Intimacy and trust
Suzie is a 27-year old administrative employee of a brewing company. She wants to get pregnant someday, but not now. Suzie is in a relationship with Ian, a 24-year old physiotherapist. They are now discussing moving in together, although it is hard to find a suitable apartment. Suzie uses a period tracker, called Intim, to keep track of her somewhat irregular cycle. The tracker purports to log ‘everything’ that is ‘female health’ related and makes health reports and ovulation and period predictions.
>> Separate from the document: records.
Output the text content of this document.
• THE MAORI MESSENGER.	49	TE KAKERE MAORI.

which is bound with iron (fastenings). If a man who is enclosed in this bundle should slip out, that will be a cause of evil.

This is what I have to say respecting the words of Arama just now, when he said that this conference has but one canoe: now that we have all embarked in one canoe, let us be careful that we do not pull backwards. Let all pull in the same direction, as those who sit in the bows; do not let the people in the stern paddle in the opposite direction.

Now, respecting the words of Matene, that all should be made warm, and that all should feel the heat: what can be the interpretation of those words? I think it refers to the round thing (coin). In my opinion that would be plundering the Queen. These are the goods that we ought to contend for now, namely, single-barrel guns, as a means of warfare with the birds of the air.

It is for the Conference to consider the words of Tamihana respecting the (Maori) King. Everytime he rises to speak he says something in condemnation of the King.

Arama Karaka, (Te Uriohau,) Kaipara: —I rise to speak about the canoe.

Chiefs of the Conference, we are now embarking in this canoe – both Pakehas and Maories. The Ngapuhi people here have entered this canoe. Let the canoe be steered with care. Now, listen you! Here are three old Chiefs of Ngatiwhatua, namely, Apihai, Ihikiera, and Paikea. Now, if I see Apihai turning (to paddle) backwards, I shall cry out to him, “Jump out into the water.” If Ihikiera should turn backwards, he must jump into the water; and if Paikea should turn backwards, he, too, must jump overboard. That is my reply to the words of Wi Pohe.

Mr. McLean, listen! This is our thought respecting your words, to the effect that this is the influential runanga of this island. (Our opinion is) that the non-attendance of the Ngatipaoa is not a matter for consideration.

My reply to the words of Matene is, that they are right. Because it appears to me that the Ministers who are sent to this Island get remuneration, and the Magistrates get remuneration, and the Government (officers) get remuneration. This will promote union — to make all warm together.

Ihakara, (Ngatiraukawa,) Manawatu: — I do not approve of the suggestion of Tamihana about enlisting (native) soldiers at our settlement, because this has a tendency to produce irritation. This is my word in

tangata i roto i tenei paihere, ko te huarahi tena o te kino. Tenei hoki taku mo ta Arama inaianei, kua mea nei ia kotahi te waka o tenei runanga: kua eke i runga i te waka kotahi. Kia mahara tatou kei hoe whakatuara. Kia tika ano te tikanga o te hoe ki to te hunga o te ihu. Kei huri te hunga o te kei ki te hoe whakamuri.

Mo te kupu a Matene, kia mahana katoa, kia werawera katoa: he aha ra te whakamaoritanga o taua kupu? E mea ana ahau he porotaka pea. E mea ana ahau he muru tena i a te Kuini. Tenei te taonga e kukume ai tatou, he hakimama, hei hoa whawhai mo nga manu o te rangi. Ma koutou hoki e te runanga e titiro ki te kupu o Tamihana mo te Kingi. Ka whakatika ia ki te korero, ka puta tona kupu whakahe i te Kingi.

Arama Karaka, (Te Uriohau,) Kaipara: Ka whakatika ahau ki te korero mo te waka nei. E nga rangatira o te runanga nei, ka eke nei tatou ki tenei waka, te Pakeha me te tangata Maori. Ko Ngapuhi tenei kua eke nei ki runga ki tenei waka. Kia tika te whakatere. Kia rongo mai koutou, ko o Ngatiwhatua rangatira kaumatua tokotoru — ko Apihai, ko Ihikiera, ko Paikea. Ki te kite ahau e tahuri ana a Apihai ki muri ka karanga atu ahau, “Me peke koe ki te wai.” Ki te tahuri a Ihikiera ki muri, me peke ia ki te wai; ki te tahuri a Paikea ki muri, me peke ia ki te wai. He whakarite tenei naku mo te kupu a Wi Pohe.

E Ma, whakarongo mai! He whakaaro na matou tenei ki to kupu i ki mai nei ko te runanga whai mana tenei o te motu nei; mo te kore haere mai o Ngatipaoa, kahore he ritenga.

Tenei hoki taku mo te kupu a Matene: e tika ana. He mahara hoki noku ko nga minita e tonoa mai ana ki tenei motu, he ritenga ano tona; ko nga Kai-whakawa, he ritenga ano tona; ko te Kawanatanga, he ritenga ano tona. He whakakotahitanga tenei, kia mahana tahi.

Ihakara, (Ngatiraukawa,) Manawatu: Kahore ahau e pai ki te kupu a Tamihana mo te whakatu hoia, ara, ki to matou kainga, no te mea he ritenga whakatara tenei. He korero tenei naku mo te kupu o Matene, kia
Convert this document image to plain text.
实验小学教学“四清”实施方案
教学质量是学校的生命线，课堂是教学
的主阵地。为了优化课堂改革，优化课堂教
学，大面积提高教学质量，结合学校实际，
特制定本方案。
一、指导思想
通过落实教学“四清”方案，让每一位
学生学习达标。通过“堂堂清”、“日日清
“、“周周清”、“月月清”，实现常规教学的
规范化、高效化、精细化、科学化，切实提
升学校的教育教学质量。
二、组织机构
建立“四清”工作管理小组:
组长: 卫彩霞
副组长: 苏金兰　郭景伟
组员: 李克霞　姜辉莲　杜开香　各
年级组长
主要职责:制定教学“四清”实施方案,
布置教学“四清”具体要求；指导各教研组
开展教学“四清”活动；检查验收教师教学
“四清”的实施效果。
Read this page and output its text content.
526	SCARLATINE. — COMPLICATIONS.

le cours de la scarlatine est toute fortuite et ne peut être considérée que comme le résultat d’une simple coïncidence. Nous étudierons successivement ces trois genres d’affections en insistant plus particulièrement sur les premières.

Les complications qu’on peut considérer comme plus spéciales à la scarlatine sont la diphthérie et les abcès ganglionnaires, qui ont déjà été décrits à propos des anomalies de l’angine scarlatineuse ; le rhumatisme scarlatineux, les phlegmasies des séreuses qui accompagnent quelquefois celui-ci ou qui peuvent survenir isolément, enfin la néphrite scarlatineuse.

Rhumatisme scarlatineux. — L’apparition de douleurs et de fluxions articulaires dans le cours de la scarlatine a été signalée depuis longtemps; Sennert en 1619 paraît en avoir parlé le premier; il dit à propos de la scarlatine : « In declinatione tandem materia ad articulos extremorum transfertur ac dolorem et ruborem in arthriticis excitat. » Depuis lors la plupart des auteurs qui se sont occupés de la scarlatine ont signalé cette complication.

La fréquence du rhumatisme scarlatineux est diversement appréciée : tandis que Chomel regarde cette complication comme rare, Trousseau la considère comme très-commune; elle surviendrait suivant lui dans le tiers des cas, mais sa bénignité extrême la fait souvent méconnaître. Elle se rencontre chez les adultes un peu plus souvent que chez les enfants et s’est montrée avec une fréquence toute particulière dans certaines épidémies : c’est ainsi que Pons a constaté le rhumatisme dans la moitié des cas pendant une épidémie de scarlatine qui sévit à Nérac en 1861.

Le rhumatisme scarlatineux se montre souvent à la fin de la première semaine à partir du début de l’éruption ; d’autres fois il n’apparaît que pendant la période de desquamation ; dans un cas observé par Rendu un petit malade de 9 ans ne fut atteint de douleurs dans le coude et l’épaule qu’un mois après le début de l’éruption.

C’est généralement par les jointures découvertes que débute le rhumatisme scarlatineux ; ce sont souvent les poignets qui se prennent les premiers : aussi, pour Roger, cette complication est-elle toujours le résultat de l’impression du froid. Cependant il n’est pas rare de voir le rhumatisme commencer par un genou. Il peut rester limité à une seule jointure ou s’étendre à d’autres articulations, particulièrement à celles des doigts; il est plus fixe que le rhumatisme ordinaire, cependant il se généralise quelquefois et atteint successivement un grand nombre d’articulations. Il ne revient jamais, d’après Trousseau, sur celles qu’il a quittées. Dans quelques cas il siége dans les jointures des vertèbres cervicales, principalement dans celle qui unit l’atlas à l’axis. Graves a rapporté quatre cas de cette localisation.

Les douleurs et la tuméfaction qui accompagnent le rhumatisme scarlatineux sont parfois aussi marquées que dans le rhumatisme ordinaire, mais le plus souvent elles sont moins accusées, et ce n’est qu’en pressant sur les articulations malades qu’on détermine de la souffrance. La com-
One Sunday morning, while eating a croissant, having a cup of coffee and reading the news on her tablet, she finds a short article on Intim. It turns out that the Intim developers use tools developed by social media companies. These tools apparently pass on personal information, including information on sexual activity, periods and use of contraception, in addition to identifying information, such as name, location and age. According to the CEO of Intim, the period tracker is free and so “customers should expect their information to be monetised”.
Suzie feels betrayed, and immediately deletes the app.
She decides that it is time to clean up the digital traces she leaves everywhere. She picks up her phone and starts by adjusting the settings on her phone. The job turns out to absorb the rest of the beautiful morning. The more she searches, the more default settings she discovers of which she had no idea they were there. She discovers that her phone has been feeding data to the developer of the operating system, a large American tech company, on what apps she uses and for how long – which would seem to include Intim. She reads blogs and discussion threads and with the help of some of the comments there, she manages to step by step block some of the default information sharing settings. She also finds an app called “digital wellbeing”, which cannot be uninstalled, but which apparently monitors a variety of data – although she does not discover which exactly. What personal information is being transferred and to which companies, Suzie does not know. Do ‘third parties’ now also have information that she has been sharing with Intim? Suzie does not know that either, and she does not succeed in finding out. What information have all the other apps been collecting of her? Who has access to those data? She does not know. The experience leaves her tired, frustrated and angry.
Discussion – privacy, surveillance, asymmetry
Some people are not bothered at all by these types of discoveries. A lot of people are, however, and many feel that their privacy interests are insufficiently protected at the moment. But even if nobody objected to the use of their personal data, there are ethically worrisome aspects to the case of Suzie, relating to the accumulation of data and asymmetry of power.
It is noteworthy that even if an intelligent and motivated user attempts to customize user data settings, this is in many cases made difficult or even impossible. As a consequence, much of the process of data collection, storage and analysis is almost completely opaque to the regular user. At the same time, companies and other institutions that offer mHealth services know a lot about the user, even very intimate information, and are able to combine different bits of information to offer detailed profiles of their customers – typically for advertisement purposes. For example, manufacturers of diapers are willing to pay money in order to target users of period or ovulation tracking apps (often referred to as ‘Femtech’) that appear to be or aspiring to get pregnant. Similarly, manufacturers of chocolate might be interested in knowing at what time of the month they can best advertise their product. Independent from the question whether such targeted advertisement is very effective (hardly), it seems that this asymmetrical situation is problematic purely from the perspective of fair transaction: in order for the user and the mHealth developers to be on somewhat of an equal footing in their interactions, it seems necessary that such power imbalances are adequately addressed. The European GDPR attempts to do just this, but in practice it is not easy to curb the power of ‘surveillance capitalism’.
Rosas, Celia. “The future is femtech: Privacy and data security issues surrounding femtech applications.” Hastings Bus. LJ 15 (2019): 319.
Hendl. T., Jansky, B. 2019. ” Q&A: a patient asks about the use of apps to track their menstrual cycle and fertility. What advice should they be given?” O&G Magazine of the Royal Australian and New Zealand College of Obstetricians and Gynaecologists.
Bobel, Chris, Winkler, Inga T., Fahs, Breanne, Hasson, Katie Ann, Arveda Kissling, Elizabeth, and Tomi-Ann Roberts (Eds): The Palgrave Handbook of Critical Menstruation Studies. Singapore: Palgrave Macmillan, pp. 733-749. Available for free at: https://link.springer.com/book/10.1007%2F978-981-15-0614-7
Intim is a fictitious app, but period and fertility apps are common, and many of these monetize their data in much the same way as Intim. Android indeed uses a pre-installed tool called “digital well-being”, but Suzie is confused about what it entails; it is unrelated to health apps.